Thanks for the reply,
I think the problem I have is that the solution says to use the pyramid formula, Area of base x height / 3.
Let's just say for the cut section, isn't that volume more precisely represented as two wedges?
Volume
STA 23+25 to 24+00
75 x 10 x / 2 x 30 / 27 = 416.7 yd^3
STA 24+00 to 28+00
400 x 10 / 2 x 30 / 27 = 2,222.2 yd^3
=2,639 yd^3 cut
The solution in the book, however, says this
V=(30 x 10)(75+400)/3/27 = 1759.26 yd^3
Just wanted to understand whether this is an error on my part (happens all the time) due to limited understanding or an error in the book (which happens from time to time).

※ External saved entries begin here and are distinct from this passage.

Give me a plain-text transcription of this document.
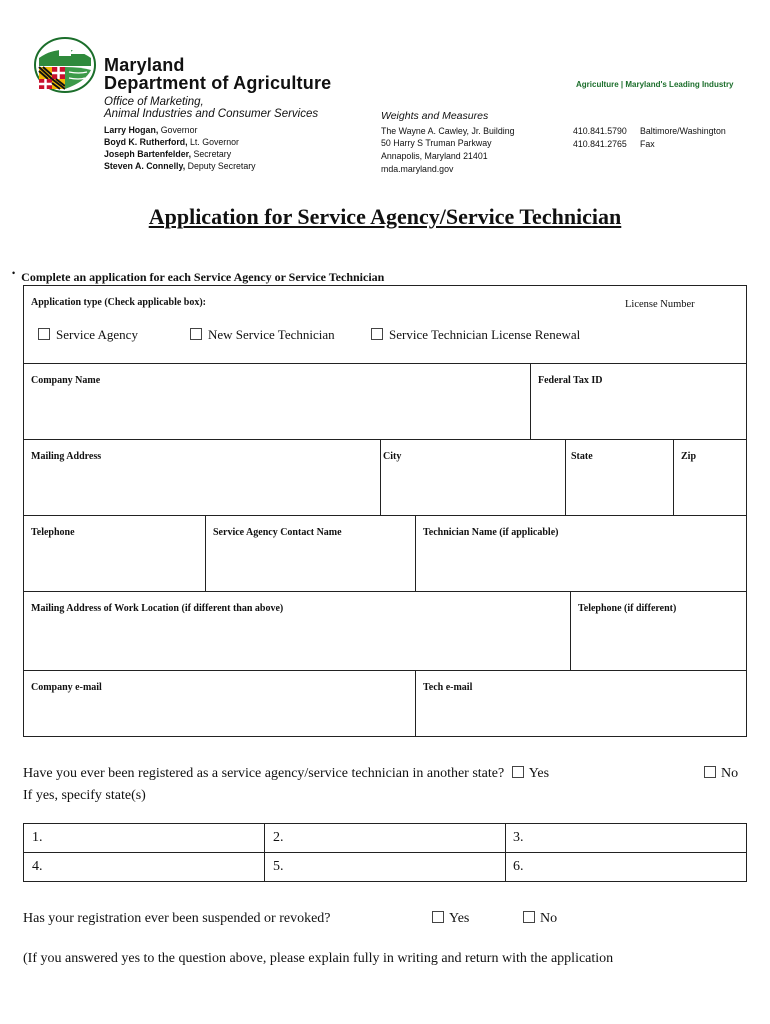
Maryland
Department of Agriculture
Office of Marketing,
Animal Industries and Consumer Services
Larry Hogan, Governor
Boyd K. Rutherford, Lt. Governor
Joseph Bartenfelder, Secretary
Steven A. Connelly, Deputy Secretary
Agriculture | Maryland's Leading Industry
Weights and Measures
The Wayne A. Cawley, Jr. Building
50 Harry S Truman Parkway
Annapolis, Maryland 21401
mda.maryland.gov
410.841.5790 Baltimore/Washington
410.841.2765 Fax
Application for Service Agency/Service Technician
• Complete an application for each Service Agency or Service Technician
Application type (Check applicable box):	License Number
Service Agency	New Service Technician	Service Technician License Renewal
Company Name	Federal Tax ID
Mailing Address	City	State	Zip
Telephone	Service Agency Contact Name	Technician Name (if applicable)
Mailing Address of Work Location (if different than above)	Telephone (if different)
Company e-mail	Tech e-mail
Have you ever been registered as a service agency/service technician in another state? Yes	No
If yes, specify state(s)
1.	2.	3.
4.	5.	6.
Has your registration ever been suspended or revoked?	Yes	No
(If you answered yes to the question above, please explain fully in writing and return with the application
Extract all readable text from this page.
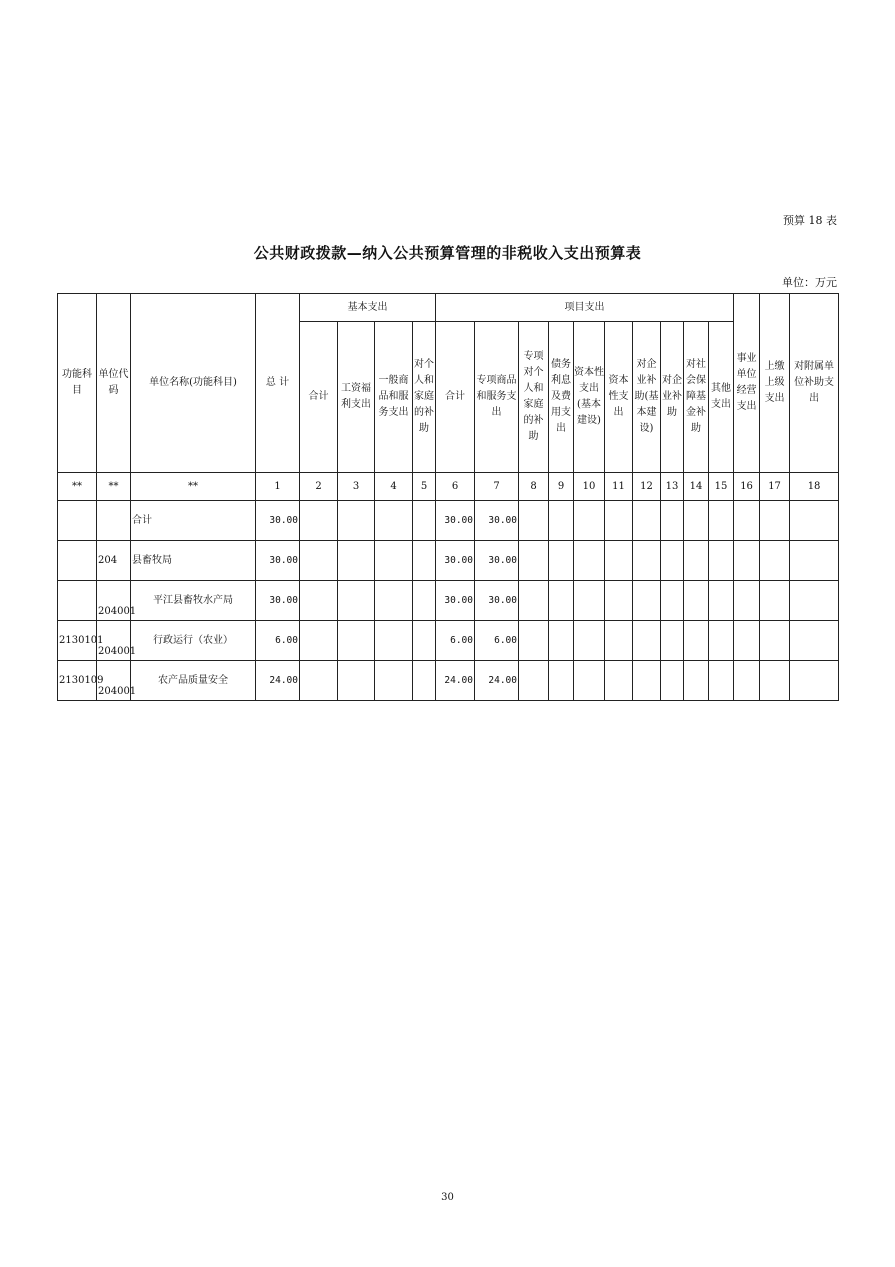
预算 18 表
公共财政拨款—纳入公共预算管理的非税收入支出预算表
单位：万元
功能科目	单位代码	单位名称(功能科目)	总 计	基本支出				项目支出										事业单位经营支出	上缴上级支出	对附属单位补助支出
				合计	工资福利支出	一般商品和服务支出	对个人和家庭的补助	合计	专项商品和服务支出	专项对个人和家庭的补助	债务利息及费用支出	资本性支出(基本建设)	资本性支出	对企业补助(基本建设)	对企业补助	对社会保障基金补助	其他支出			
**	**	**	1	2	3	4	5	6	7	8	9	10	11	12	13	14	15	16	17	18
		合计	30.00					30.00	30.00											
	204	县畜牧局	30.00					30.00	30.00											
	204001	平江县畜牧水产局	30.00					30.00	30.00											
2130101	204001	行政运行（农业）	6.00					6.00	6.00											
2130109	204001	农产品质量安全	24.00					24.00	24.00											
30
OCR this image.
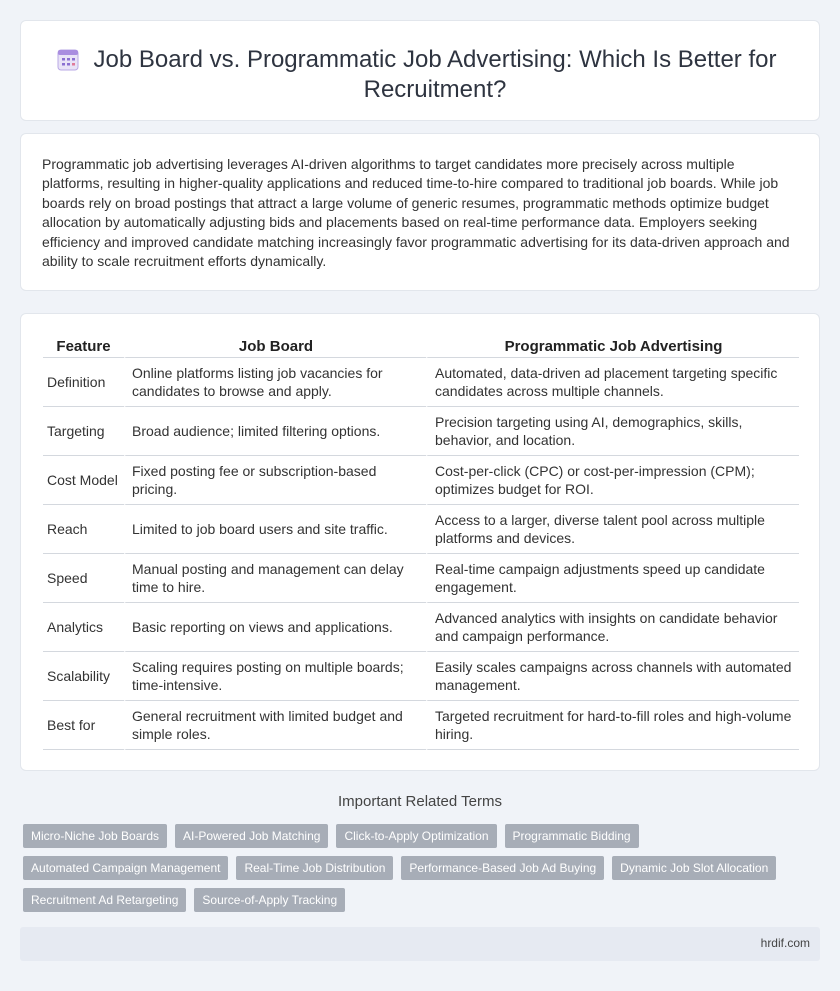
Job Board vs. Programmatic Job Advertising: Which Is Better for Recruitment?

Programmatic job advertising leverages AI-driven algorithms to target candidates more precisely across multiple platforms, resulting in higher-quality applications and reduced time-to-hire compared to traditional job boards. While job boards rely on broad postings that attract a large volume of generic resumes, programmatic methods optimize budget allocation by automatically adjusting bids and placements based on real-time performance data. Employers seeking efficiency and improved candidate matching increasingly favor programmatic advertising for its data-driven approach and ability to scale recruitment efforts dynamically.

Feature	Job Board	Programmatic Job Advertising
Definition	Online platforms listing job vacancies for candidates to browse and apply.	Automated, data-driven ad placement targeting specific candidates across multiple channels.
Targeting	Broad audience; limited filtering options.	Precision targeting using AI, demographics, skills, behavior, and location.
Cost Model	Fixed posting fee or subscription-based pricing.	Cost-per-click (CPC) or cost-per-impression (CPM); optimizes budget for ROI.
Reach	Limited to job board users and site traffic.	Access to a larger, diverse talent pool across multiple platforms and devices.
Speed	Manual posting and management can delay time to hire.	Real-time campaign adjustments speed up candidate engagement.
Analytics	Basic reporting on views and applications.	Advanced analytics with insights on candidate behavior and campaign performance.
Scalability	Scaling requires posting on multiple boards; time-intensive.	Easily scales campaigns across channels with automated management.
Best for	General recruitment with limited budget and simple roles.	Targeted recruitment for hard-to-fill roles and high-volume hiring.
Important Related Terms
Micro-Niche Job Boards	AI-Powered Job Matching	Click-to-Apply Optimization	Programmatic Bidding
Automated Campaign Management	Real-Time Job Distribution	Performance-Based Job Ad Buying	Dynamic Job Slot Allocation
Recruitment Ad Retargeting	Source-of-Apply Tracking
hrdif.com
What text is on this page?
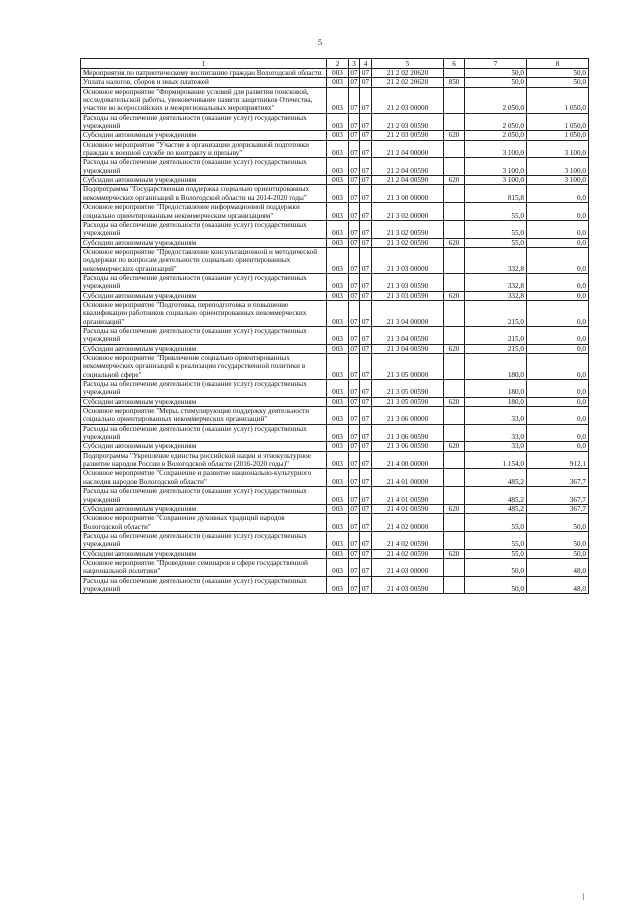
5
1	2	3	4	5	6	7	8
Мероприятия по патриотическому воспитанию граждан Вологодской области	003	07	07	21 2 02 20620		50,0	50,0
Уплата налогов, сборов и иных платежей	003	07	07	21 2 02 20620	850	50,0	50,0
Основное мероприятие "Формирование условий для развития поисковой, исследовательской работы, увековечивание памяти защитников Отечества, участие во всероссийских и межрегиональных мероприятиях"	003	07	07	21 2 03 00000		2 050,0	1 050,0
Расходы на обеспечение деятельности (оказание услуг) государственных учреждений	003	07	07	21 2 03 00590		2 050,0	1 050,0
Субсидии автономным учреждениям	003	07	07	21 2 03 00590	620	2 050,0	1 050,0
Основное мероприятие "Участие в организации допризывной подготовки граждан к военной службе по контракту и призыву"	003	07	07	21 2 04 00000		3 100,0	3 100,0
Расходы на обеспечение деятельности (оказание услуг) государственных учреждений	003	07	07	21 2 04 00590		3 100,0	3 100,0
Субсидии автономным учреждениям	003	07	07	21 2 04 00590	620	3 100,0	3 100,0
Подпрограмма "Государственная поддержка социально ориентированных некоммерческих организаций в Вологодской области на 2014-2020 годы"	003	07	07	21 3 00 00000		815,8	0,0
Основное мероприятие "Предоставление информационной поддержки социально ориентированным некоммерческим организациям"	003	07	07	21 3 02 00000		55,0	0,0
Расходы на обеспечение деятельности (оказание услуг) государственных учреждений	003	07	07	21 3 02 00590		55,0	0,0
Субсидии автономным учреждениям	003	07	07	21 3 02 00590	620	55,0	0,0
Основное мероприятие "Предоставление консультационной и методической поддержки по вопросам деятельности социально ориентированных некоммерческих организаций"	003	07	07	21 3 03 00000		332,8	0,0
Расходы на обеспечение деятельности (оказание услуг) государственных учреждений	003	07	07	21 3 03 00590		332,8	0,0
Субсидии автономным учреждениям	003	07	07	21 3 03 00590	620	332,8	0,0
Основное мероприятие "Подготовка, переподготовка и повышение квалификации работников социально ориентированных некоммерческих организаций"	003	07	07	21 3 04 00000		215,0	0,0
Расходы на обеспечение деятельности (оказание услуг) государственных учреждений	003	07	07	21 3 04 00590		215,0	0,0
Субсидии автономным учреждениям	003	07	07	21 3 04 00590	620	215,0	0,0
Основное мероприятие "Привлечение социально ориентированных некоммерческих организаций к реализации государственной политики в социальной сфере"	003	07	07	21 3 05 00000		180,0	0,0
Расходы на обеспечение деятельности (оказание услуг) государственных учреждений	003	07	07	21 3 05 00590		180,0	0,0
Субсидии автономным учреждениям	003	07	07	21 3 05 00590	620	180,0	0,0
Основное мероприятие "Меры, стимулирующие поддержку деятельности социально ориентированных некоммерческих организаций"	003	07	07	21 3 06 00000		33,0	0,0
Расходы на обеспечение деятельности (оказание услуг) государственных учреждений	003	07	07	21 3 06 00590		33,0	0,0
Субсидии автономным учреждениям	003	07	07	21 3 06 00590	620	33,0	0,0
Подпрограмма "Укрепление единства российской нации и этнокультурное развитие народов России в Вологодской области (2016-2020 годы)"	003	07	07	21 4 00 00000		1 154,0	912,1
Основное мероприятие "Сохранение и развитие национально-культурного наследия народов Вологодской области"	003	07	07	21 4 01 00000		485,2	367,7
Расходы на обеспечение деятельности (оказание услуг) государственных учреждений	003	07	07	21 4 01 00590		485,2	367,7
Субсидии автономным учреждениям	003	07	07	21 4 01 00590	620	485,2	367,7
Основное мероприятие "Сохранение духовных традиций народов Вологодской области"	003	07	07	21 4 02 00000		55,0	50,0
Расходы на обеспечение деятельности (оказание услуг) государственных учреждений	003	07	07	21 4 02 00590		55,0	50,0
Субсидии автономным учреждениям	003	07	07	21 4 02 00590	620	55,0	50,0
Основное мероприятие "Проведение семинаров в сфере государственной национальной политики"	003	07	07	21 4 03 00000		50,0	48,0
Расходы на обеспечение деятельности (оказание услуг) государственных учреждений	003	07	07	21 4 03 00590		50,0	48,0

Thanks for taking the time to respond.
I believe the prismoidal method (as opposed to the average end area method) is appropriate in this case because you have locations where your areas are zero. I don't have my books with me but I believe the 'aea' method is V=L(A1+A2)/2, right? Well for fill, if you applied this formula between Sta 21+00 to Sta 22+50 (and Sta 22+50 to 23+25), your A1 at Sta 21+00 would be zero. In a case like this, the 'aea' method is not as accurate. Therefore you want to use the 'p' method. I don't remember the 'p' method formula (I think, in addition to A1 and A2, there is a middle area, Am, as well?) but apply the 'p' method four times (twice for fill, twice for cut).
Fill: 21+00 - 22+50 and 22+50 - 23+25. Cut: 23+25 - 24+00 and 24+00 - 28+00. A1 and A2 might be zero in some of the calculations but that's o.k. with the 'p' method. I hope I helped.